Properties of Adjoint of a Linear Map

Andrew Thangaraj

Aug-Nov 2020

Recap

  • Vector space \(V\) over a scalar field \(F\)
    • \(F\): real field \(\mathbb{R}\) or complex field \(\mathbb{C}\) in this course
  • \(m\times n\) matrix A represents a linear map \(T:F^n\to F^m\)
    • dim null \(T\) + dim range \(T\) = dim \(V\)
    • Solution to \(Ax=b\) (if it exists): \(u+\) null\((A)\)
  • Four fundamental subspaces of a matrix
    • Column space, row space, null space, left null space
  • Eigenvalue \(\lambda\) and Eigenvector \(v\): \(Tv=\lambda v\)
    • Some linear maps are diagonalizable
  • Inner products, norms, orthogonality and orthonormal basis
    • Upper triangular matrix for a linear map over an orthonormal basis
    • Orthogonal projection gives closest vector in the subspace
    • Least squares solution to a linear equation is orthogonal projection
  • Adjoint of a linear map: \(\langle Tv,w\rangle=\langle v,T^*w\rangle\)

Properties

\(V,W,U\): finite-dimensional inner product spaces over \(F=\mathbb{R}\) or \(\mathbb{C}\)

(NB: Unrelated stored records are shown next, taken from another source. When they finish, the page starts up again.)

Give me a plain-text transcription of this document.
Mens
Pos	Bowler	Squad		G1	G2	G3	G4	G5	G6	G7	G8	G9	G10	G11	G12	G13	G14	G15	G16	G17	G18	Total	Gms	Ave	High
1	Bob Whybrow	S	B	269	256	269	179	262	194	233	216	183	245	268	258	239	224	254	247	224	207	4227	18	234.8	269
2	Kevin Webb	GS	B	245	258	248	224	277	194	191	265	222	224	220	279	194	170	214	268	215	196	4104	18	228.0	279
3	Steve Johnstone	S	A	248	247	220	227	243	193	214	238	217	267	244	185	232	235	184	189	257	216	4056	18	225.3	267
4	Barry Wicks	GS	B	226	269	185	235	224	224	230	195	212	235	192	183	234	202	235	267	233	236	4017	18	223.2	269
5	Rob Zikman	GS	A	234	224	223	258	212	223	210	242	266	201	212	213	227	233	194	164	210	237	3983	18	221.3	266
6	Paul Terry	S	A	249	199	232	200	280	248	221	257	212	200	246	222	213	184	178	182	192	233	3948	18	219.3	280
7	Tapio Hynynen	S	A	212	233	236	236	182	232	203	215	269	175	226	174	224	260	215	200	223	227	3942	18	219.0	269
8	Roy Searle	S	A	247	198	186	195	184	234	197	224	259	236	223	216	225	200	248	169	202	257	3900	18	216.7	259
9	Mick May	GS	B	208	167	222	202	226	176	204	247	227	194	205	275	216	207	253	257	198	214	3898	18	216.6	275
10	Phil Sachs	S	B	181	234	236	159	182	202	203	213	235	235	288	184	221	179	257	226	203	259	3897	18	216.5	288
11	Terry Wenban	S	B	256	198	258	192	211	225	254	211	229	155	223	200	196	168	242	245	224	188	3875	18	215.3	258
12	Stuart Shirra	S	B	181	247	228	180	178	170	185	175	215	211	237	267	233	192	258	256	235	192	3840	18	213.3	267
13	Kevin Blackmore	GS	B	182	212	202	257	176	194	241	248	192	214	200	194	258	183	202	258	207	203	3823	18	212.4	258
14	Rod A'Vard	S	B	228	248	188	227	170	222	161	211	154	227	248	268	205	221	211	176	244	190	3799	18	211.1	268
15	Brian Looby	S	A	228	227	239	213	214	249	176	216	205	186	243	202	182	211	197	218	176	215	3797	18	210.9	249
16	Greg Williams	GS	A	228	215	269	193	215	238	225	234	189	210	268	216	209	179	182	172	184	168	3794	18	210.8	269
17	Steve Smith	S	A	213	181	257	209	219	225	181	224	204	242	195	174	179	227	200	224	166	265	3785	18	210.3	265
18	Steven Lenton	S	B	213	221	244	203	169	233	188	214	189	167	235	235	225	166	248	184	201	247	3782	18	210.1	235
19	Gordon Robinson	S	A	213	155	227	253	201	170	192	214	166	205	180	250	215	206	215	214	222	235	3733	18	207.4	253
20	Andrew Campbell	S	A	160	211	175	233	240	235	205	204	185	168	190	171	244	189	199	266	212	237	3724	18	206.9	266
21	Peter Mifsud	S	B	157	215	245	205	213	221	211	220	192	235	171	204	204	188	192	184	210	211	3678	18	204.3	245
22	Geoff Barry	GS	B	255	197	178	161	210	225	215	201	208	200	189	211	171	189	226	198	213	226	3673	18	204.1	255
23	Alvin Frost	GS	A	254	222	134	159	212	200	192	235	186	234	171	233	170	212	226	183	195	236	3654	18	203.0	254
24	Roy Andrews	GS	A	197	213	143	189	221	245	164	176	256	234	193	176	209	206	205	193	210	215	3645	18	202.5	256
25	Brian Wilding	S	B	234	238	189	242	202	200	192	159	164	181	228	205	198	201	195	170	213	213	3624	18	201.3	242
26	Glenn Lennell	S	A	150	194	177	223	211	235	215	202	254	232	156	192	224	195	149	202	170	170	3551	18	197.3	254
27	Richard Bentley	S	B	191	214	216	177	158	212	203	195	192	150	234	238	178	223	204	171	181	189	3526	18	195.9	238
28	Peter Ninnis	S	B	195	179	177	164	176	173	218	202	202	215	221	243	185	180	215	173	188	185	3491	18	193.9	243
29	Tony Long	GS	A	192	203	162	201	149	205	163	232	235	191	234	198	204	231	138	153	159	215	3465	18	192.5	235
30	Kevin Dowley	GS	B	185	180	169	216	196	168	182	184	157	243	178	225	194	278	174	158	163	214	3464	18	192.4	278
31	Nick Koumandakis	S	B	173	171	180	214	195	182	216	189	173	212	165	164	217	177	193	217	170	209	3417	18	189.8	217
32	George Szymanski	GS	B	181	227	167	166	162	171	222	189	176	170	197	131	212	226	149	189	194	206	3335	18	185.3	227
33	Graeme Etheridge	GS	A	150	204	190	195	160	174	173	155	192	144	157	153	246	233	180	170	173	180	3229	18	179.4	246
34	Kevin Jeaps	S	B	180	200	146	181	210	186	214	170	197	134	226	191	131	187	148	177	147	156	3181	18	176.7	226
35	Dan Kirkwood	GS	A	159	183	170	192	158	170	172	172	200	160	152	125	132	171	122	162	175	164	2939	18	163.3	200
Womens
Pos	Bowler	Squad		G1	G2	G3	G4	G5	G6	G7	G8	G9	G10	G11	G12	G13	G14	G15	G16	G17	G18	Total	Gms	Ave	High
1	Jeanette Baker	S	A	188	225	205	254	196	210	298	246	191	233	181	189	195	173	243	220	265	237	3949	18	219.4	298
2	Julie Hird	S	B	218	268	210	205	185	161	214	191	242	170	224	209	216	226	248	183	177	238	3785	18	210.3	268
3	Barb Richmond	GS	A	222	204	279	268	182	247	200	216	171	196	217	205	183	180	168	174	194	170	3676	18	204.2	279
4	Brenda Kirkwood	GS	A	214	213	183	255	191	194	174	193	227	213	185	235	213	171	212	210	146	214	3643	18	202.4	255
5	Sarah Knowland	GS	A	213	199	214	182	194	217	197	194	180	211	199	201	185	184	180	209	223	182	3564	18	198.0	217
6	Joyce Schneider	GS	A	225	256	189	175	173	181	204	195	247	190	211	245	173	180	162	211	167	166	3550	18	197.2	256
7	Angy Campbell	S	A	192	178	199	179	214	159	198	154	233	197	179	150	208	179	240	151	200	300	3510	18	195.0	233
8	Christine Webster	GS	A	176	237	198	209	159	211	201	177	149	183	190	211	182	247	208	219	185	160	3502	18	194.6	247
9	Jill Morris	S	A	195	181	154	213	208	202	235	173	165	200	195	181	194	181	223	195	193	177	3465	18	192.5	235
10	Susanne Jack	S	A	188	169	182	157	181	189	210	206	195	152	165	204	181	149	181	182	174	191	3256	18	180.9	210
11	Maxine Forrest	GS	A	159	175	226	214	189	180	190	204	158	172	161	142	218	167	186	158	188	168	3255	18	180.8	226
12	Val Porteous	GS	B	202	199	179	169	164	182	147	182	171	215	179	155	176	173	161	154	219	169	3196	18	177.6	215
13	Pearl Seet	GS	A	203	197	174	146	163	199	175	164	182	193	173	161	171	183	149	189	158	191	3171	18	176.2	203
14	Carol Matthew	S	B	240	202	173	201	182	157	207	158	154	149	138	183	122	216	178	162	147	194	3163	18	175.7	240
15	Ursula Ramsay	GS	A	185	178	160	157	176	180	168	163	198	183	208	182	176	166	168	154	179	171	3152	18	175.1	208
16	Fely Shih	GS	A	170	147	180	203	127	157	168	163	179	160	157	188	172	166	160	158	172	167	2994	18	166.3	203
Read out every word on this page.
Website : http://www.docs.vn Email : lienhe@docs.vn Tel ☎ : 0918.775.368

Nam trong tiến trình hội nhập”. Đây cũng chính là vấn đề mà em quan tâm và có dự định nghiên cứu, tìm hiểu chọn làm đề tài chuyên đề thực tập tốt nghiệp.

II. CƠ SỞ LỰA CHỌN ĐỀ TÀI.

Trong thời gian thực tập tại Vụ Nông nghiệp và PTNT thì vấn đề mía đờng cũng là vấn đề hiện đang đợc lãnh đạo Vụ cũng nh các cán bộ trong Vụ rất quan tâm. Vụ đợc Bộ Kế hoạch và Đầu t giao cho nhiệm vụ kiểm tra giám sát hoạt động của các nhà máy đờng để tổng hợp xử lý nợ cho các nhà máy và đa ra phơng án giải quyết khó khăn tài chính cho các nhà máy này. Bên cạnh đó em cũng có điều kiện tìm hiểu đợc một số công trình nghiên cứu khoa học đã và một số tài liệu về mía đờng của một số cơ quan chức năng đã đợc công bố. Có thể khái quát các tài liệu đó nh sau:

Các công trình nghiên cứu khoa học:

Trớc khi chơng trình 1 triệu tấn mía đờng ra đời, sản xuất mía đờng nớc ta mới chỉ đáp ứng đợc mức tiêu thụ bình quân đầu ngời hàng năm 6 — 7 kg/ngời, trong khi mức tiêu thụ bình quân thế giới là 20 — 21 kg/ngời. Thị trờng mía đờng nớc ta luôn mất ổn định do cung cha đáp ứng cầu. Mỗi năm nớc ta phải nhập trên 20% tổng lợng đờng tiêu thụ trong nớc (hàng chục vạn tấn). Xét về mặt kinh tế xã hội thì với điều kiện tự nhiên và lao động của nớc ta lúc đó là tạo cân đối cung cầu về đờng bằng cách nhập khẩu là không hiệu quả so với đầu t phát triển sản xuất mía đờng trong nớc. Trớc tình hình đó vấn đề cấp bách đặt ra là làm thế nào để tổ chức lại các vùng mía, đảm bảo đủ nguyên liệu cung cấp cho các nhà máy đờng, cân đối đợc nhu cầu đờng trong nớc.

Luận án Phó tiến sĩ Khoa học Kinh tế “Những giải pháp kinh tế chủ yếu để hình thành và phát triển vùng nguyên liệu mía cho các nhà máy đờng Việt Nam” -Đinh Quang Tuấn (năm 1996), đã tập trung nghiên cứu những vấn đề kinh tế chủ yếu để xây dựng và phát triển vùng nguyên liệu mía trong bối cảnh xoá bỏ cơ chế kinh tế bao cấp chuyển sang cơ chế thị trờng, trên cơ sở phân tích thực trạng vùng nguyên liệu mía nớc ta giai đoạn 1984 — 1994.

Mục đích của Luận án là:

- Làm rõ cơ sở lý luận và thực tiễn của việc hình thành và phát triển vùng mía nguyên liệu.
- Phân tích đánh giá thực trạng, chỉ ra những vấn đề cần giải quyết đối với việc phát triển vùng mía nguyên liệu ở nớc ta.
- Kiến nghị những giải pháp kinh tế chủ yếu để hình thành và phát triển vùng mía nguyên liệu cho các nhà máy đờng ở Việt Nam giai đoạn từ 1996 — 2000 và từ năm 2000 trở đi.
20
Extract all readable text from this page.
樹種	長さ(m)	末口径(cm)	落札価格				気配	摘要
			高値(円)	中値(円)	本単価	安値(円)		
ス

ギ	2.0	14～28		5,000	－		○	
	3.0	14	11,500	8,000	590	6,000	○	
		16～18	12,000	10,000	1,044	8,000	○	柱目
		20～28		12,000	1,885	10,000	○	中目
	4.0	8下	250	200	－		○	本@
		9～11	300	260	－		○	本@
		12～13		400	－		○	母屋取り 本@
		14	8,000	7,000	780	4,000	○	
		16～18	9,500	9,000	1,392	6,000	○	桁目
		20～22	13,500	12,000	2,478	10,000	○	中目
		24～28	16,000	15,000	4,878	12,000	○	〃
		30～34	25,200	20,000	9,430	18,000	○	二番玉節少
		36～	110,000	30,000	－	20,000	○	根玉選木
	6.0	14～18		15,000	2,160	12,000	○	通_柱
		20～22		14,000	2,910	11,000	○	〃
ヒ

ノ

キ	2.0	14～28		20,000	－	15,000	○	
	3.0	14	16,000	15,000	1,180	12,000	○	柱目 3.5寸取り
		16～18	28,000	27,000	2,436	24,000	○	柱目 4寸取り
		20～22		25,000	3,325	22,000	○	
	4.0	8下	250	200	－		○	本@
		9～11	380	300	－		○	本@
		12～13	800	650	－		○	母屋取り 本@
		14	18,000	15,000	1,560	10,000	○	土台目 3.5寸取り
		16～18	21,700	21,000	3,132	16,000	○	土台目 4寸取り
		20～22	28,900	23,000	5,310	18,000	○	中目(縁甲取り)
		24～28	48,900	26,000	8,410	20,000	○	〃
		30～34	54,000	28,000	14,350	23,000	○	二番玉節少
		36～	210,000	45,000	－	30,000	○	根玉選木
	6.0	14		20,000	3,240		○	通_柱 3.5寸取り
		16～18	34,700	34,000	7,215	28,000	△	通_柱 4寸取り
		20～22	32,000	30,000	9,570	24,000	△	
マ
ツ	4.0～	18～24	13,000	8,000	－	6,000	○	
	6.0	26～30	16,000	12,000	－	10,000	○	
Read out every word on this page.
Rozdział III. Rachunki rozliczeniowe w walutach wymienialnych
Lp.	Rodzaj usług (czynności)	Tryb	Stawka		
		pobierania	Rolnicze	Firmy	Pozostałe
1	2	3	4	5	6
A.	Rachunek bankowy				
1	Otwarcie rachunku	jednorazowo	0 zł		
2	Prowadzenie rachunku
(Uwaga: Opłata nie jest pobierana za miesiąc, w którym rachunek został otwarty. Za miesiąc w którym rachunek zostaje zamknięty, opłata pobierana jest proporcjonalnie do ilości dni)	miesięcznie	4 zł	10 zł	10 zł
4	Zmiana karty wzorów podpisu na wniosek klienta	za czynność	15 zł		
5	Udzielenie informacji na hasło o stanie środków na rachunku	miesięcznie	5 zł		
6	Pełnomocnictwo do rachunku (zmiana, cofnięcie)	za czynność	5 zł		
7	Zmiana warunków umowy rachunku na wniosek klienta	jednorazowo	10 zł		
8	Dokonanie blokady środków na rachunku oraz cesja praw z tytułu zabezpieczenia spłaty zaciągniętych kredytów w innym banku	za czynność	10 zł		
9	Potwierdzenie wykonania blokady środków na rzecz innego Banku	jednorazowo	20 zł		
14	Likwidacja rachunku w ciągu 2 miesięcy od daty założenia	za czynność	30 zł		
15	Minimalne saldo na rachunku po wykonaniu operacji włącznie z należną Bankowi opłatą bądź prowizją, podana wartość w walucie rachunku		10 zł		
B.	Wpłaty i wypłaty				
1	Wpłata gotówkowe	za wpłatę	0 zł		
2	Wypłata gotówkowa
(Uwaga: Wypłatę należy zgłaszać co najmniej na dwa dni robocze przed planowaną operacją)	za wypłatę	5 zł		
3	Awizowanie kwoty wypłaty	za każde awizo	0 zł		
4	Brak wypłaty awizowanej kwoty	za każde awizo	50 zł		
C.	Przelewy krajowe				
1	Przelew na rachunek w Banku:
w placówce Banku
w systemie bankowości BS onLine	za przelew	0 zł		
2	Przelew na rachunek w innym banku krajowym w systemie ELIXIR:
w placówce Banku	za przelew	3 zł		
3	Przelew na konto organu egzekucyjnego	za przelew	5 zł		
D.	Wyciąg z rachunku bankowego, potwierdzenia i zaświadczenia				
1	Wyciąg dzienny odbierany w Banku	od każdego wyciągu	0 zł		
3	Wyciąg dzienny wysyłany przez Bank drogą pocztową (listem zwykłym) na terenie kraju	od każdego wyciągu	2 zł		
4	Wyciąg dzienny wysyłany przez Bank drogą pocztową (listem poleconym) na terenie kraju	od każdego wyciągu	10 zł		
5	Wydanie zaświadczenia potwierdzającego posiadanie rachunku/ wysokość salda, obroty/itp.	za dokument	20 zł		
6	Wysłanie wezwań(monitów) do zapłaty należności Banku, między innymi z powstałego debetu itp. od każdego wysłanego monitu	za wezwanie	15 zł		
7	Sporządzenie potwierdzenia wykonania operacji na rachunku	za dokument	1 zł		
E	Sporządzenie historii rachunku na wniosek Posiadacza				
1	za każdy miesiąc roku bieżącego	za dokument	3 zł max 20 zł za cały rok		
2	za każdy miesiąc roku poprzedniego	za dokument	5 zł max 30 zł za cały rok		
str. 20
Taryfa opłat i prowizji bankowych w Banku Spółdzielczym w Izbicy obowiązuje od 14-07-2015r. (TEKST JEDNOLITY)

  1. \((S+T)^* = S^* + T^*\), where \(S,T:V\to W\) are linear maps.

  2. \((\lambda T)^* = \bar{\lambda}T^*\), where \(\lambda\in F\).

  3. \((T^*)^*=T\).

  4. \(I^*=I\), where \(I\) is the identity operator.

  5. \((ST)^* = T^* S^*\), where \(S:W\to U\) and \(T:V\to W\) are linear maps.

Sample Proofs

  1. \(\langle v,(S+T)^* w\rangle=\langle (S+T)v,w\rangle=\langle Sv,w\rangle+\langle Tv,w\rangle=\langle v,S^* w\rangle+\langle v,T^* w\rangle=\langle v,(S^* +T^*)w\rangle\)

  2. \(\langle v,(\lambda T)^* w\rangle=\langle \lambda T v, w\rangle=\lambda\langle T v, w\rangle=\lambda\langle v, T^* w\rangle=\langle v, \bar{\lambda} T^* w\rangle\)

Null and range of adjoint

\(T:V\to W\), a linear map and \(T^*:W\to V\), adjoint of \(T\)

  1. null \(T^* =\) \((\)range \(T)^{\perp}\)

  2. range \(T^* =\) \((\)null \(T)^{\perp}\)

  3. null \(T =\) \((\)range \(T^*)^{\perp}\)

  4. range \(T =\) \((\)null \(T^*)^{\perp}\)

  5. dim range \(T=\) dim range \(T^*\)

Proof

\(w\in\) null \(T^*\)

iff \(T^* w=0\), iff \(\langle v,T^* w\rangle=0\) for all \(v\in V\), iff \(\langle Tv,w\rangle=0\) for all \(v\in V\)

iff \(w\in\) \((\)range \(T)^{\perp}\)

(4) is complement of (1), (3) is (1) with \(T\) set as \(T^*\), (2) is complement of (3)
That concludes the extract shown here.